Mahkeme Kararının Özeti:
Mahkemece, toplanan deliller ve bilirkişi raporuna dayanılarak, davalının iş sözleşmesini fesihte haksız olduğu, fazla çalışma iddiasının tanık beyanları ile ispatlandığı gerekçesiyle davanın kısmen kabulüne karar verilmiştir.
Temyiz:
Kararı davalı vekili temyiz etmiştir.
Gerekçe:
1-Dosyadaki yazılara, toplanan delillerle kararın dayandığı kanuni gerektirici sebeplere göre, davalının aşağıdaki bentlerin kapsamı dışında kalan temyiz itirazları yerinde değildir.

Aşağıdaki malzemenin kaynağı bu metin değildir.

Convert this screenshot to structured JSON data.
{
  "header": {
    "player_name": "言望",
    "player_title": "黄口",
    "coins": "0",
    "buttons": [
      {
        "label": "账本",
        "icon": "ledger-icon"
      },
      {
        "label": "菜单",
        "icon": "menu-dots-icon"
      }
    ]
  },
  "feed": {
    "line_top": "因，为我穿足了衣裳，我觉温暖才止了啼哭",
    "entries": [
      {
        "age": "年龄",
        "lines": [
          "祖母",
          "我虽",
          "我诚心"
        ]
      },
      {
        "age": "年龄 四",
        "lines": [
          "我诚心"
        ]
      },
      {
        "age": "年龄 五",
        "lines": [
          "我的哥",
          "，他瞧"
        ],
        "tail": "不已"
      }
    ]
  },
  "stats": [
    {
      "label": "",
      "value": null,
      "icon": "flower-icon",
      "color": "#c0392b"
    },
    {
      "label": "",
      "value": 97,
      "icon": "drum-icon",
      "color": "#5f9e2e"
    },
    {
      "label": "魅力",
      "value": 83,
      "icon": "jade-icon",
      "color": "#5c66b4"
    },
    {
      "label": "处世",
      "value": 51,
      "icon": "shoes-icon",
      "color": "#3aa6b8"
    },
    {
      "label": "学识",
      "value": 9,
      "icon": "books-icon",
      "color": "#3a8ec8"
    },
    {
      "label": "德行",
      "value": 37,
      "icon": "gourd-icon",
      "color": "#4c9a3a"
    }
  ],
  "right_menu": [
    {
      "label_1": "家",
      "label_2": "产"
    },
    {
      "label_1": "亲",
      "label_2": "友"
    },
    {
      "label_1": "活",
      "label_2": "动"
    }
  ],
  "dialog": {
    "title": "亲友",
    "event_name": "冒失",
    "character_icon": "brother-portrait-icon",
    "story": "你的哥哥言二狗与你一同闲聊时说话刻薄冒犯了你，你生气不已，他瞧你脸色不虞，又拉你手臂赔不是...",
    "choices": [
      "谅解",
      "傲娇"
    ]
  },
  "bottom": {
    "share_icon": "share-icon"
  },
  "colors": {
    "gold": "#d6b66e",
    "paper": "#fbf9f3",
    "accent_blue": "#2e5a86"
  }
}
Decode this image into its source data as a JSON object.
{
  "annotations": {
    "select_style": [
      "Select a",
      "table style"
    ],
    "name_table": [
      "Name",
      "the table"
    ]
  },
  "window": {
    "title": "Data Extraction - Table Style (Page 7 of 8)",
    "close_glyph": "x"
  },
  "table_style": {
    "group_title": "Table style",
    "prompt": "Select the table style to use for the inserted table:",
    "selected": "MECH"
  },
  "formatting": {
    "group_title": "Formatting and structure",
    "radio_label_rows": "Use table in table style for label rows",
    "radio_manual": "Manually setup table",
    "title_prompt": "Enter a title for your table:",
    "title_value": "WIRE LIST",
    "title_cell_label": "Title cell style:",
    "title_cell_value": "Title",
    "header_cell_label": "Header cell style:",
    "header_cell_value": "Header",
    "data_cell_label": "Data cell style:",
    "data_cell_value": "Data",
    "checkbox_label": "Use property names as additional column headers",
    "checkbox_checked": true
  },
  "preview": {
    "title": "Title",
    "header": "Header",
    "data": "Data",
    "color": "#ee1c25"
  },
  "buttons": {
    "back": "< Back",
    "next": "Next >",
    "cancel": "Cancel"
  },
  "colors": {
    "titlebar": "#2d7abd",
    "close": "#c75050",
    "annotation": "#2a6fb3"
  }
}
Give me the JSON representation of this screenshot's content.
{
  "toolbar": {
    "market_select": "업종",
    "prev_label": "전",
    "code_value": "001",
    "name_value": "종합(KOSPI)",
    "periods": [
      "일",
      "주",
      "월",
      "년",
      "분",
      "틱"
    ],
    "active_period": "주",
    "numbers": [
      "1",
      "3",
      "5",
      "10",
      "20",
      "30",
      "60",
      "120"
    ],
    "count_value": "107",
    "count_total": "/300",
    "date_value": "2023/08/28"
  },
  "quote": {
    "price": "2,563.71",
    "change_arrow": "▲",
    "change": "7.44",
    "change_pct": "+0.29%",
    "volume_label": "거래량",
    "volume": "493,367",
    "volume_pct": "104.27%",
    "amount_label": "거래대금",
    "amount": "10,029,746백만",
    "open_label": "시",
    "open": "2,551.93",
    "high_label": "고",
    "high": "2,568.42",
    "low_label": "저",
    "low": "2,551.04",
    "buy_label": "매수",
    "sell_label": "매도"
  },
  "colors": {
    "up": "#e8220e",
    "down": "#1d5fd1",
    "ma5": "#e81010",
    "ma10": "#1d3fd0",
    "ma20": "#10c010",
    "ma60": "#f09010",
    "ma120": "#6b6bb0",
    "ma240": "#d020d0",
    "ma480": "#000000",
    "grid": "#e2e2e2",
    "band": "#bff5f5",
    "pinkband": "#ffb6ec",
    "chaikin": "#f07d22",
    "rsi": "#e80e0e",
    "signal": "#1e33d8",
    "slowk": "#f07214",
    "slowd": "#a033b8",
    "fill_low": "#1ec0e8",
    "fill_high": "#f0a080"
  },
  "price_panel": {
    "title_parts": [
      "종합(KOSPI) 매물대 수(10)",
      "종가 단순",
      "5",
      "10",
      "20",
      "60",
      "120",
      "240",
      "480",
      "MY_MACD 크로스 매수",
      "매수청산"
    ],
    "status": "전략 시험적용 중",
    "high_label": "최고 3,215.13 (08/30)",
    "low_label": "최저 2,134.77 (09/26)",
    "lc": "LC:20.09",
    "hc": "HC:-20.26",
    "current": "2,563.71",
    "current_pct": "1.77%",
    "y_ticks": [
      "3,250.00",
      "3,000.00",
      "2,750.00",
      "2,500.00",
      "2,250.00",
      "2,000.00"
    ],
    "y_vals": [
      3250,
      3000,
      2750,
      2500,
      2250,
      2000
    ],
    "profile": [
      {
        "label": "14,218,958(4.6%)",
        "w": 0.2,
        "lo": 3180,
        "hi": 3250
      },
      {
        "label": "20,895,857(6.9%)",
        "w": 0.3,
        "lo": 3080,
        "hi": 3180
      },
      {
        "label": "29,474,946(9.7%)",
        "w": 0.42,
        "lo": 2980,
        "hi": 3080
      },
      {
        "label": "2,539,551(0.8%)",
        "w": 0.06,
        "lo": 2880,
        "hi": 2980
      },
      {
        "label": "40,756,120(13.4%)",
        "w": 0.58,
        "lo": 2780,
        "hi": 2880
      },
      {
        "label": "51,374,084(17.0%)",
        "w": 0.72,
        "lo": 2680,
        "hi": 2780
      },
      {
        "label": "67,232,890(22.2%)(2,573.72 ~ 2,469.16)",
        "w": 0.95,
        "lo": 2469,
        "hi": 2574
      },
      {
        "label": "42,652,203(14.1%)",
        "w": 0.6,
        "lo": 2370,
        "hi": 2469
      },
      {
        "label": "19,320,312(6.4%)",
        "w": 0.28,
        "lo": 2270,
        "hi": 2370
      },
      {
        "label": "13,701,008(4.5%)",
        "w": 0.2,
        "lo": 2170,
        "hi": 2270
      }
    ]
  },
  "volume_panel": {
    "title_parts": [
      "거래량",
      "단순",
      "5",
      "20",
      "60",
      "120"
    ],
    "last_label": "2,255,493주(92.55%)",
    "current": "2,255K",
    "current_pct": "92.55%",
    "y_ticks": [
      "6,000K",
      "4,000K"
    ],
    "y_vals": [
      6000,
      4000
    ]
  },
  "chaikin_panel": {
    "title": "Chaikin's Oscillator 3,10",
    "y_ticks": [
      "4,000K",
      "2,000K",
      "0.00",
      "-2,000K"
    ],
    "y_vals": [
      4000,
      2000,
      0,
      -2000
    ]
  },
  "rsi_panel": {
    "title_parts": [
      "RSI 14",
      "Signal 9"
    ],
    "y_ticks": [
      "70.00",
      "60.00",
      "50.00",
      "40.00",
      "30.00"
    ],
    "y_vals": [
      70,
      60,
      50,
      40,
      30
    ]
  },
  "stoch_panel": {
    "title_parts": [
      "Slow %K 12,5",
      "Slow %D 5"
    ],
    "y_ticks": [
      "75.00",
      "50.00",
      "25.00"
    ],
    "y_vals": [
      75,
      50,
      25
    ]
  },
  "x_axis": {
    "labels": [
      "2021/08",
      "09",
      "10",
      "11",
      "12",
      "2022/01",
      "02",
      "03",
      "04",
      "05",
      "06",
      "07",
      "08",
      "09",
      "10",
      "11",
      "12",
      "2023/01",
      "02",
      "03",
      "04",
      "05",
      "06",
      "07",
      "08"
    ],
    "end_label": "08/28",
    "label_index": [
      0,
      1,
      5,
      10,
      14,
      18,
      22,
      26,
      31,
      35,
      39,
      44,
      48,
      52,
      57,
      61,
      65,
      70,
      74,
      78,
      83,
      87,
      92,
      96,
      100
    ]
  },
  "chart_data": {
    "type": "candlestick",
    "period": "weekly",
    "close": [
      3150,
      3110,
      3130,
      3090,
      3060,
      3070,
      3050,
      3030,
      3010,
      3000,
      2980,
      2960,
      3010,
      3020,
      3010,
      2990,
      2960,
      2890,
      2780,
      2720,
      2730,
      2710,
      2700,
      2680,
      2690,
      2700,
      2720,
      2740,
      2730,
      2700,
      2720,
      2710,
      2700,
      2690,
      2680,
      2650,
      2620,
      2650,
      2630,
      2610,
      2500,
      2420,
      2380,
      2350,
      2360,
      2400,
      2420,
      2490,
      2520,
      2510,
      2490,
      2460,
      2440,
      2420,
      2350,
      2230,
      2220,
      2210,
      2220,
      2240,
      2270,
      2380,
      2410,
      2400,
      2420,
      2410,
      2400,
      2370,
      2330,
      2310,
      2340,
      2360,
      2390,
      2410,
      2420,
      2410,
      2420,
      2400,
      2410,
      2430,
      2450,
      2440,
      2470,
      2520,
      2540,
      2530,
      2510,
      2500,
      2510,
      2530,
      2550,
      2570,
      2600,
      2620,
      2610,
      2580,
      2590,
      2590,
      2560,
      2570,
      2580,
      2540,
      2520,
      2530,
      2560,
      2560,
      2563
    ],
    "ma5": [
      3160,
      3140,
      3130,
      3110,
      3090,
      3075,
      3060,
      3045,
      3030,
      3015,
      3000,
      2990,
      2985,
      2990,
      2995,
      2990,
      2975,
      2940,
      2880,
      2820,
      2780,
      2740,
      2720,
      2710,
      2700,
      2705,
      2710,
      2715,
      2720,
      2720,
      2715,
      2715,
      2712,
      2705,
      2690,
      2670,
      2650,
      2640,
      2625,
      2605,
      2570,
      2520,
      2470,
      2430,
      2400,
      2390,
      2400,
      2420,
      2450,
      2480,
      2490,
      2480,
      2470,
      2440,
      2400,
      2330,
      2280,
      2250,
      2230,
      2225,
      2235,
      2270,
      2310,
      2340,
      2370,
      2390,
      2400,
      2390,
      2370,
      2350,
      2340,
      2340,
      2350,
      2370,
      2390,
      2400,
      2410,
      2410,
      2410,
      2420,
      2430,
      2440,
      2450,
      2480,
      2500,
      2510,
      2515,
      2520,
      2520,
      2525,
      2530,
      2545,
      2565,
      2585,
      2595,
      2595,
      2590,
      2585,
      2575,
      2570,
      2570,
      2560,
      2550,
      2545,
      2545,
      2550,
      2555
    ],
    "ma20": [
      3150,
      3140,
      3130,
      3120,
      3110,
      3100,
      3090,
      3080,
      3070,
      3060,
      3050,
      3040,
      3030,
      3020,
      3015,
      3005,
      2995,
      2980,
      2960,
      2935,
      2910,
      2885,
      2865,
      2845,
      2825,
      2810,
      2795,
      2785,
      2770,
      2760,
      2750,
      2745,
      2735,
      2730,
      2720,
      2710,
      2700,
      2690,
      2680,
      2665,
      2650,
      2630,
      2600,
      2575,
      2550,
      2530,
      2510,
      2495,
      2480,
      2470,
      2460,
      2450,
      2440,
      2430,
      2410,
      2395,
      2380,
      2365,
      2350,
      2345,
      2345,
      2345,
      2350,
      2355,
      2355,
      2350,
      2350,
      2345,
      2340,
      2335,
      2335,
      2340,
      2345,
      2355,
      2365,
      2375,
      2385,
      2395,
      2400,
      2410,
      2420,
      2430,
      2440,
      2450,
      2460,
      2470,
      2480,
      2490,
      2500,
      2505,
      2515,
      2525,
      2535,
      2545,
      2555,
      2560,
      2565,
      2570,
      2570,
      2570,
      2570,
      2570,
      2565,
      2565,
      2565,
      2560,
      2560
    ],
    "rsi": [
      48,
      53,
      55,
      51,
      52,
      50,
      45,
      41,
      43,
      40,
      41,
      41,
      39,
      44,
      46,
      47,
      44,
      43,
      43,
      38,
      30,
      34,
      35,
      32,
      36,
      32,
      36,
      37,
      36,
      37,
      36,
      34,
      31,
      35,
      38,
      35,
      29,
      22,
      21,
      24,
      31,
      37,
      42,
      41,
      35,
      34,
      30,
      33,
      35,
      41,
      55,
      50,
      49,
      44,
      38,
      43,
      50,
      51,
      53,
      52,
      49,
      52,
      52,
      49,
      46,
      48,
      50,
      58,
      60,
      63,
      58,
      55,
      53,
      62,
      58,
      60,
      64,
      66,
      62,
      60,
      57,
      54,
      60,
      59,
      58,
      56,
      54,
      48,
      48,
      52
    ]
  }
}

2-Taraflar arasında. davacı işçinin iş sözleşmesinin, işverenin bir başka işçisine sataşması sebebi ile feshedilip edilmediği noktasında uyuşmazlık bulunmaktadır.
4857 sayılı İş Kanunu’nun 25. maddesinin ikinci bendinin (d) fıkrasına göre, işçinin işverene veya ailesine karşı şeref ve namusuna dokunacak sözler söylemesi veya davranışlarda bulunması ya da işveren hakkında şeref ve haysiyet kırıcı asılsız ihbar ve isnatlarda bulunması veya işçinin işverene veya aile üyelerinden birine sataşması haklı fesih Sebebi olarak sayılmıştır.
Somut olayda, davalı işveren 27.04.2010 tarihli fesih bildiriminde, davacının G.. G.. isimli çalışana tehdit ve hakaret içeren sözler söylediğini, bu davranışı üzerine kendisini uyaran G.. S.. isimli çalışana olumsuz davranışlarda bulunduğunu ve Korkut isimli bir çalışanla da hakaret ve müessir fiil içerir nitelikte tartışma yaşadığını ileri sürerek, iş sözleşmesinin 4857 sayılı Kanun’un 25/II-(d) maddesi gereğince haklı sebebe dayalı feshedildiğini bildirmiştir.
Her ne kadar, davacının G.. G.. ve G.. S.. isimli çalışanlara karşı fesih bildiriminde bahsedilen eylemleri gerçekleştirdiğine ilişkin delil ibraz edilmemiş ise de, davalı tanıklarının beyanı ile davacının Korkut isimli bir başka işçiye hakaret ettiği ve yaşanan tartışma sırasında tokat attığı anlaşılmaktadır. Bu durumda, iş sözleşmesinin davalı işveren tarafından haklı sebebe dayalı feshedildiği kabul edilmelidir. Yukarıda açıklanan maddi ve hukuki olgular göz önünde tutulduğunda, kıdem ve ihbar tazminatı istemleri yönünden davanın reddi gerekirken kabulüne karar verilmesi isabetsizdir.
3-Davacı işçinin fazla çalışma yapıp yapmadığı hususu taraflar arasında ki diğer uyuşmazlık konusunu oluşturmaktadır.
Hükme esas alınan bilirkişi raporunda, davacının haftaiçi beş gün 09.00-19.30 saatleri arasında çalıştığı, Cumartesi günleri ise çalışmanın 22.00’a kadar uzadığı kabul edilerek haftalık fazla çalışma süresi belirlenmiştir. Davacı dava dilekçesinde, iş yerinde 20.00-21.00 saatlerine kadar çalıştığını ileri sürmüş, ancak Cumartesi günleri çalışmanını 22.00’akadar uzadığı yönünde bir beyanda bulunmamıştır. Bu hususun dikkate alınmaması 6100 sayılı Kanun’un 26. maddesinde belirtilen taleple bağlılık ilkesine aykırı ve isabetsizdir.
Sonuç:
Temyiz olunan kararın, yukarıda yazılı sebeplerden dolayı BOZULMASINA, peşin alınan temyiz harcının istek halinde ilgiliye iadesine 16.09.2014 tarihinde oybirliğiyle karar verildi.